Params: text (str). Aliases: message, phrase
think
Pause and reason about the current situation before acting. An explicit "think before acting" step that doesn't produce an external action. Counts as an action in the turn budget to prevent infinite think loops. Useful for small models (7B) that tend to jump to action without reasoning.
Params: thought (str). Aliases: text, prompt
examine
Examine an object, person, or feature in the current scene. Queries the SimulationBridge's last percepts for mentions of the target, then enriches with hippocampal memories. Returns what the AUT observes. Falls back to "You don't see anything notable" when no matches found.
Params: target (str). Aliases: object, text
memory_recall
Search the AUT's own episodic memory (hippocampus) by keyword with spreading activation. Enables the AUT to actively recall past experiences when facing a decision — e.g., remembering a password at a locked door.
Params: keyword (str), expand (bool, default true)
Tool Alias Map
Small models (7B-14B) hallucinate tool names from their training data. A TOOL_ALIASES map in the executor silently redirects common hallucinations: remember→memory_recall, speech→say, reflection→think, look→examine, etc. After 2+ consecutive hallucinations, the error message includes the full available tool list to break the loop.
Scene-Scoped Tools I3 — 0.7
Not all tools should be available at all times. Scene-scoped tool activation (I3) adds a tool window that activates and deactivates entity tools based on the current scene context. When the agent enters a forge, the anvil tools activate. When they leave, those tools deactivate and stop consuming prompt space.
Active Tool Cap
Configurable maximum number of simultaneously active entity tools. Prevents prompt overflow when many entities are in scope. Least-recently-used tools are deactivated first.
Executor Gate
The executor rejects calls to deactivated tools with an informative error, preventing the LLM from using tools that are no longer contextually relevant.
Imagination Integration
When the Imagination system designs a new entity, its tools are registered into the current scene scope and subject to the same cap.
Learned Tool Index
With 20+ tools, dumping every schema into the LLM prompt wastes hundreds of tokens. The LearnedToolIndex is a keyword-weighted hashtable that learns which tools are relevant to which goals, saving ~74% of tool-context tokens per prompt.
How it works
- Auto-extraction: Keywords extracted from each tool's name, description, and parameters at startup.
- Scoring: Goal text is tokenized and matched against the index. Matched tools get full schemas (CRITICAL priority), unmatched get name-only (NICE_TO_HAVE, dropped under token pressure).
- Learning: On tool success, matched keyword weights strengthen and new keywords are discovered from goal text. On tool surfaced-but-unused, keyword weights decay. Failure does NOT weaken keywords (tool failure ≠ wrong tool).
- Persistence: Learned weights saved across sessions to
~/.maxim/memory/tool_index.json.
Tool Safety
Every tool call passes through the FearAgent before execution.
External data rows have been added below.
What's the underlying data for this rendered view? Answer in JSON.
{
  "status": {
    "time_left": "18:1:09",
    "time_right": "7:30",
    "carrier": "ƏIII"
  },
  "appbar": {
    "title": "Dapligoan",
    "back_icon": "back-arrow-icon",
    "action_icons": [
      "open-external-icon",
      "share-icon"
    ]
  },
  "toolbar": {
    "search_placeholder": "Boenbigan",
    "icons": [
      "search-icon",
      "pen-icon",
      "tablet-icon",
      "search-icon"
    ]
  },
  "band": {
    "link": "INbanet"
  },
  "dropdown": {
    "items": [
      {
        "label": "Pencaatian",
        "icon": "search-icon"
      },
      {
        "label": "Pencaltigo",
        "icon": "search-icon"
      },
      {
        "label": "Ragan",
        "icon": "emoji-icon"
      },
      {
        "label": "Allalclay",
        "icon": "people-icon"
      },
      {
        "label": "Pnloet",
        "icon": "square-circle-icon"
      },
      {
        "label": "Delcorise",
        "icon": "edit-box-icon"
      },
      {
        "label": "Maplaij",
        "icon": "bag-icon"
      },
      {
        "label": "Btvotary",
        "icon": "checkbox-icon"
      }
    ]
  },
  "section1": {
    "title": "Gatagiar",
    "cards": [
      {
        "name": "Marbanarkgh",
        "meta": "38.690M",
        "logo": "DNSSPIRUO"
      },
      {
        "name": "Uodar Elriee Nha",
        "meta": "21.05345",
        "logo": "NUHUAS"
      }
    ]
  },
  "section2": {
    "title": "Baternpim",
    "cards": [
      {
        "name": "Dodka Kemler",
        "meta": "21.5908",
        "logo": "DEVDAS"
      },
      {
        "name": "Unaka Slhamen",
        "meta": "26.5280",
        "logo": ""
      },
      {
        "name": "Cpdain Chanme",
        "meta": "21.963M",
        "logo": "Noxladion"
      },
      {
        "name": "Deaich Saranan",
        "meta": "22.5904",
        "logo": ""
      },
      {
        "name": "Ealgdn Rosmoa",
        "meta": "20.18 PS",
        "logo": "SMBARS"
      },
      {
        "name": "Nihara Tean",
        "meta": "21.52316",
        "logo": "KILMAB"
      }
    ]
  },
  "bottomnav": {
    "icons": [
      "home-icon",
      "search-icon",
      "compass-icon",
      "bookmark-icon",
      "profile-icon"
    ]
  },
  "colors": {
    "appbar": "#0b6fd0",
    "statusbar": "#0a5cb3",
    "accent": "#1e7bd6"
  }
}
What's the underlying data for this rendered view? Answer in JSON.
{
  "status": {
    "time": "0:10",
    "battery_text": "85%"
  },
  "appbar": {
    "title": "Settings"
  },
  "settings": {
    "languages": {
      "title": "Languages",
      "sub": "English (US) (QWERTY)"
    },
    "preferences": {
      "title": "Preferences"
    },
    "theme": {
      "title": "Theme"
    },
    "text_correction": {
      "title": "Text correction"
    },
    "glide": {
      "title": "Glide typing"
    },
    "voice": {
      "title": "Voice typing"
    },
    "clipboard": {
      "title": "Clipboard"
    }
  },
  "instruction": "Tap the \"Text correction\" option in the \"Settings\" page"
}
FearAgent uses:
- Deterministic pattern matching — regex for known dangerous patterns (shell injection, path traversal, etc.)
- LLM review (if available) — nuanced safety assessment for ambiguous cases
- NAc prediction — the AdaptivePolicy blocks actions with very high-confidence negative predictions (confidence > 0.85, value < 0.1)
Introspection tools bypass FearAgent since they're read-only — they can't cause harm. The agent can freely query its own memories, predictions, and pain history without safety gating.